|
|
|
|
VUK geregi yasal zorunluluk uyarınca TL olarak kesilmiş bir ( ihraç kayıtlı)faturanın ( aslında alacak USD) cari hesap ve fatura zorunlu TL olması durumu için,zorunlu olarak ( fatura ve cari TL olduğu için)TL olarak icra takibine konu edilmesi halinde de tercih hakkı kararda belirtildiği gibi kullanılmış olur mu? Kur farkı sonradan talep edilebilir mi?
davacı tarafın alacağını ya alacağın muaccel olduğu tarihteki ya da fiili ödeme tarihindeki kur üzerinden isteme seçeneği bulunduğu halde, davacı vekilinin seçme hakkını alacağın muaccel olduğu tarihteki kur üzerinden Türk Lirası olarak yaptığından artık kur farkı istemesinin olanaklı bulunmamasına
Kararda kritik nokta burası; zorunlu olarak TL kesilmiş bir faturanın TL olarak icra takbine konu edilmesi halinde tercih hakkı TL olarak kullanılmış,kur farkı alacağından vazgeçilmiş olur mu?
|
|
 |
|
 |
|
Sorunun cevabının, genel kuralların yanısıra , "ihraç kayıtlı fatura" özellikleri ,3065 sayılı KDVK.hükümleri, VUK. ile Türk Parasının Kıymetini Koruma Hakkında 32 ve 85 sayılı Cumhur başkanlığı Kararına İlişkin Hazine ve Maliye Bakanlığı Tebliğlerdeki hükümler incelenerek verilmesin uygun olacağını düşünüyorum. Benim şahsen bu ayrıntılı konularda fazla bir uğraşımım bulunmadığından soruyu genel kanun hükümlerine göre ele aldığımızda, sorunun cevabına yaklaşım gösteren aşağıda yazılı Yargıtay kararını emsal olarak gösterebilirim.
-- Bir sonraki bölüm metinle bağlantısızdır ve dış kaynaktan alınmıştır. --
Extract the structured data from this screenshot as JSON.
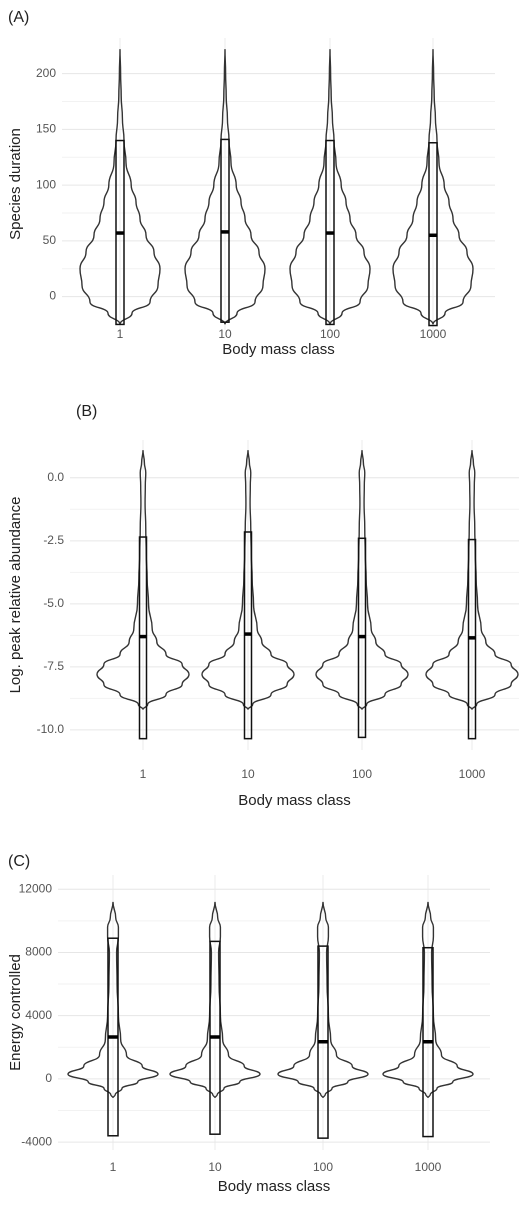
{
  "chart_data": [
    {
      "type": "violin",
      "title": "(A)",
      "ylabel": "Species duration",
      "xlabel": "Body mass class",
      "categories": [
        "1",
        "10",
        "100",
        "1000"
      ],
      "box_lower": [
        -25,
        -23,
        -25,
        -26
      ],
      "box_median": [
        57,
        58,
        57,
        55
      ],
      "box_upper": [
        140,
        141,
        140,
        138
      ],
      "violin_y": [
        -25,
        -15,
        -5,
        10,
        25,
        40,
        55,
        70,
        85,
        100,
        120,
        140,
        160,
        180,
        200,
        222
      ],
      "violin_width": [
        0,
        0.3,
        0.75,
        0.95,
        1.0,
        0.85,
        0.65,
        0.5,
        0.4,
        0.28,
        0.15,
        0.1,
        0.06,
        0.03,
        0.015,
        0
      ],
      "ylim": [
        -30,
        232
      ],
      "yticks": [
        0,
        50,
        100,
        150,
        200
      ],
      "grid": true,
      "color": "#333333"
    },
    {
      "type": "violin",
      "title": "(B)",
      "ylabel": "Log. peak relative abundance",
      "xlabel": "Body mass class",
      "categories": [
        "1",
        "10",
        "100",
        "1000"
      ],
      "box_lower": [
        -10.35,
        -10.35,
        -10.3,
        -10.35
      ],
      "box_median": [
        -6.3,
        -6.2,
        -6.3,
        -6.35
      ],
      "box_upper": [
        -2.35,
        -2.15,
        -2.4,
        -2.45
      ],
      "violin_y": [
        -9.2,
        -9.0,
        -8.6,
        -8.2,
        -7.8,
        -7.4,
        -7.0,
        -6.5,
        -6,
        -5,
        -4,
        -3,
        -2,
        -1,
        -0.3,
        0.2,
        0.6,
        1.1
      ],
      "violin_width": [
        0,
        0.1,
        0.5,
        0.85,
        1.0,
        0.85,
        0.5,
        0.3,
        0.2,
        0.12,
        0.09,
        0.07,
        0.06,
        0.045,
        0.05,
        0.06,
        0.03,
        0
      ],
      "ylim": [
        -10.8,
        1.5
      ],
      "yticks": [
        {
          "value": 0,
          "label": "0.0"
        },
        {
          "value": -2.5,
          "label": "-2.5"
        },
        {
          "value": -5,
          "label": "-5.0"
        },
        {
          "value": -7.5,
          "label": "-7.5"
        },
        {
          "value": -10,
          "label": "-10.0"
        }
      ],
      "grid": true,
      "color": "#333333"
    },
    {
      "type": "violin",
      "title": "(C)",
      "ylabel": "Energy controlled",
      "xlabel": "Body mass class",
      "categories": [
        "1",
        "10",
        "100",
        "1000"
      ],
      "box_lower": [
        -3600,
        -3500,
        -3750,
        -3650
      ],
      "box_median": [
        2650,
        2650,
        2350,
        2350
      ],
      "box_upper": [
        8900,
        8700,
        8400,
        8300
      ],
      "violin_y": [
        -1200,
        -1000,
        -600,
        -200,
        300,
        800,
        1500,
        2500,
        4000,
        6000,
        8000,
        9000,
        9600,
        10200,
        11200
      ],
      "violin_width": [
        0,
        0.05,
        0.2,
        0.55,
        1.0,
        0.65,
        0.3,
        0.17,
        0.12,
        0.09,
        0.08,
        0.12,
        0.12,
        0.06,
        0
      ],
      "ylim": [
        -4500,
        12900
      ],
      "yticks": [
        -4000,
        0,
        4000,
        8000,
        12000
      ],
      "grid": true,
      "color": "#333333"
    }
  ]
}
YARGITAY 19.HD.10.12.2015 T. 2015/413 E.2015/16682 K.)
"...Yabancı para üzerinden yapılan alım satımlarda Vergi Usul Kanunu hükümleri gereğince faturaların Türk Lirası üzerinden düzenlenme zorunluluğu bulunduğundan
faturalarda belirtilen yabancı paranın Türk Lirası karşılığı kur gözetilerek fatura tarihlerinde ödeme yapılmayıp daha sonra Türk Lirası ile ödeme yapılması durumunda kur farkı istenebilir. Bunun için taraflar arasında bir teamül oluşmasına da gerek bulunmamaktadır.
Kambiyo senedi düzenlenmesi tek başına borcun tecdidi (yenilenmesi) sonucunu doğurmaz. Borcun tecdidi (yenilenmesi)nin sözleşmeden açıkça anlaşılması gerekir. Taraflar arasında borcun yenilenmesine ilişkin bir sözleşme bulunduğu savunulmadığına göre davacının temel ilişki nedeniyle düzenlediği faturalar ve koşullarının oluştuğunun saptanması durumunda kur farkı talep edebileceğinin kabulü gerekir."